Coupa's biggest advantage lies in its ability to successfully integrate with multiple ERP suites including SAP (NYSE:SAP), Oracle, NetSuite (NYSE:N) and GreatPlains. A traditional ERP is focused on the back-end processes and does not necessarily extend to the business as a whole. Coupa therefore provides applications that are able to provide spend management functions within the ERP itself. It can integrate to one or many ERPs through its open API and connectors within a short time and allows enterprise users to feed data directly into the system from their mobile phones.
As of July 31, 2016, Coupa had more than 460 customers in a diverse set of industries, including healthcare and pharmaceuticals, retail, financial services, manufacturing and technology, among others. No individual customer represents more than 10% of revenues. Its list of customers includes names like Toyota Motor Sales, Atlassian, Box, Salesforce.com, Coca Cola Bottling Co., and TPG Capital. But Coupa will have to look out for increasing competition from SAP and even Workday (NYSE:WDAY), which recently added broader budget planning and expense management features.

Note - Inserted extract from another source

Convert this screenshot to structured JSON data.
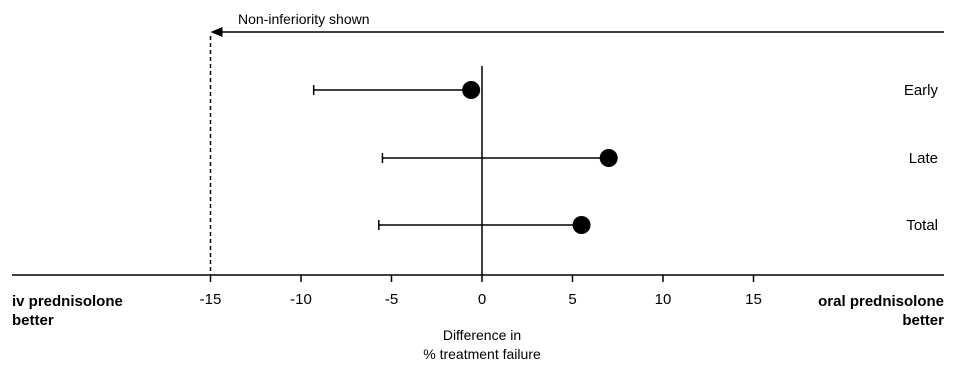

Coupa operates on a subscription-based model, charging its customers based on the number of users needed by the organization. In its fiscal-year 2016 ending January 31, 2016, it generated revenue of $83.6 million compared to $50.8 million in fiscal 2015. Net loss was $46.2 million or $9.81 per share in 2016 compared to $27.3 million or $9.10 per share in 2015. For the six months ended July 31, 2016, it recorded $60.3 million in sales and net loss decreased marginally to $24.3 million.
Prior to listing, Coupa had raised $169 million from investors including T. Rowe Price, Meritech Capital Ventures, Crosslink Capital, Mohr Davidow Ventures, El Dorado Ventures, Battery Ventures, Iconiq Capital, Northgate Capital, PremjiInvest and BlueRun Ventures. Their last funding round was held in June 2015 when they raised $80 million in a round led by T.Rowe Price that valued it at over $1 billion.
It listed on the Nasdaq last week under the ticker COUP at $18 a share, at which it sold 7.4 million shares to raise $133.2 million in its IPO. The stock reached a high of $41.61 during its first day of trading. Its shares closed at $33.28, earning it a market capitalization of $1.66 billion, justifying its unicorn valuation.